There are lots of options, none is particularly more “right” than another, but I come away thinking that the worst option is to not take action, to settle for safety, for domesticity, for a practical relationship. We live but once, do any of us really want to get to old age and look back and say, yes I lived my life safely, it was a bit dull, I dont think my partner and I loved each other that much, I could have risked and taken chances, but I decided it was easier to plumb for safe, so thats what I did.

My take for what its worth is if a relationship isnt working and it will not change, then move on, it may cause pain, it may cause heartache, but that will pass in time, it may be a descision that you come to regret, but the greatest regret of all has to be the life lived without truth and unexplored.

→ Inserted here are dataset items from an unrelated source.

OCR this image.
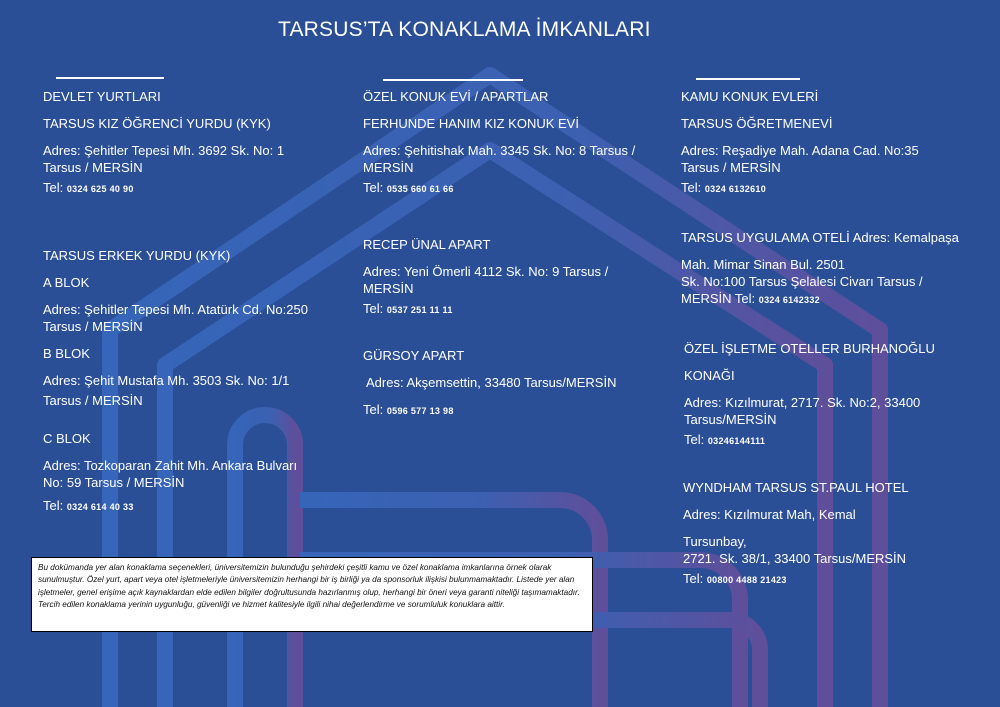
TARSUS’TA KONAKLAMA İMKANLARI
DEVLET YURTLARI
TARSUS KIZ ÖĞRENCİ YURDU (KYK)
Adres: Şehitler Tepesi Mh. 3692 Sk. No: 1
Tarsus / MERSİN
Tel: 0324 625 40 90
TARSUS ERKEK YURDU (KYK)
A BLOK
Adres: Şehitler Tepesi Mh. Atatürk Cd. No:250
Tarsus / MERSİN
B BLOK
Adres: Şehit Mustafa Mh. 3503 Sk. No: 1/1
Tarsus / MERSİN
C BLOK
Adres: Tozkoparan Zahit Mh. Ankara Bulvarı
No: 59 Tarsus / MERSİN
Tel: 0324 614 40 33
ÖZEL KONUK EVİ / APARTLAR
FERHUNDE HANIM KIZ KONUK EVİ
Adres: Şehitishak Mah. 3345 Sk. No: 8 Tarsus /
MERSİN
Tel: 0535 660 61 66
RECEP ÜNAL APART
Adres: Yeni Ömerli 4112 Sk. No: 9 Tarsus /
MERSİN
Tel: 0537 251 11 11
GÜRSOY APART
Adres: Akşemsettin, 33480 Tarsus/MERSİN
Tel: 0596 577 13 98
KAMU KONUK EVLERİ
TARSUS ÖĞRETMENEVİ
Adres: Reşadiye Mah. Adana Cad. No:35
Tarsus / MERSİN
Tel: 0324 6132610
TARSUS UYGULAMA OTELİ Adres: Kemalpaşa
Mah. Mimar Sinan Bul. 2501
Sk. No:100 Tarsus Şelalesi Civarı Tarsus /
MERSİN Tel: 0324 6142332
ÖZEL İŞLETME OTELLER BURHANOĞLU
KONAĞI
Adres: Kızılmurat, 2717. Sk. No:2, 33400
Tarsus/MERSİN
Tel: 03246144111
WYNDHAM TARSUS ST.PAUL HOTEL
Adres: Kızılmurat Mah, Kemal
Tursunbay,
2721. Sk. 38/1, 33400 Tarsus/MERSİN
Tel: 00800 4488 21423
Bu dokümanda yer alan konaklama seçenekleri, üniversitemizin bulunduğu şehirdeki çeşitli kamu ve özel konaklama imkanlarına örnek olarak sunulmuştur. Özel yurt, apart veya otel işletmeleriyle üniversitemizin herhangi bir iş birliği ya da sponsorluk ilişkisi bulunmamaktadır. Listede yer alan işletmeler, genel erişime açık kaynaklardan elde edilen bilgiler doğrultusunda hazırlanmış olup, herhangi bir öneri veya garanti niteliği taşımamaktadır. Tercih edilen konaklama yerinin uygunluğu, güvenliği ve hizmet kalitesiyle ilgili nihai değerlendirme ve sorumluluk konuklara aittir.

I am mindful of words from Nelson Mandela, they might not have been written about relationships but they work well, “There is no passion to be found playing small – in settling for a life that is less than the one you are capable of living”, I agree with Nelson, we have to try, we have to take chances, we have to live life with passion, sometimes relationships dont work, it takes courage to move on and rise to the challenge of a life less ordinary.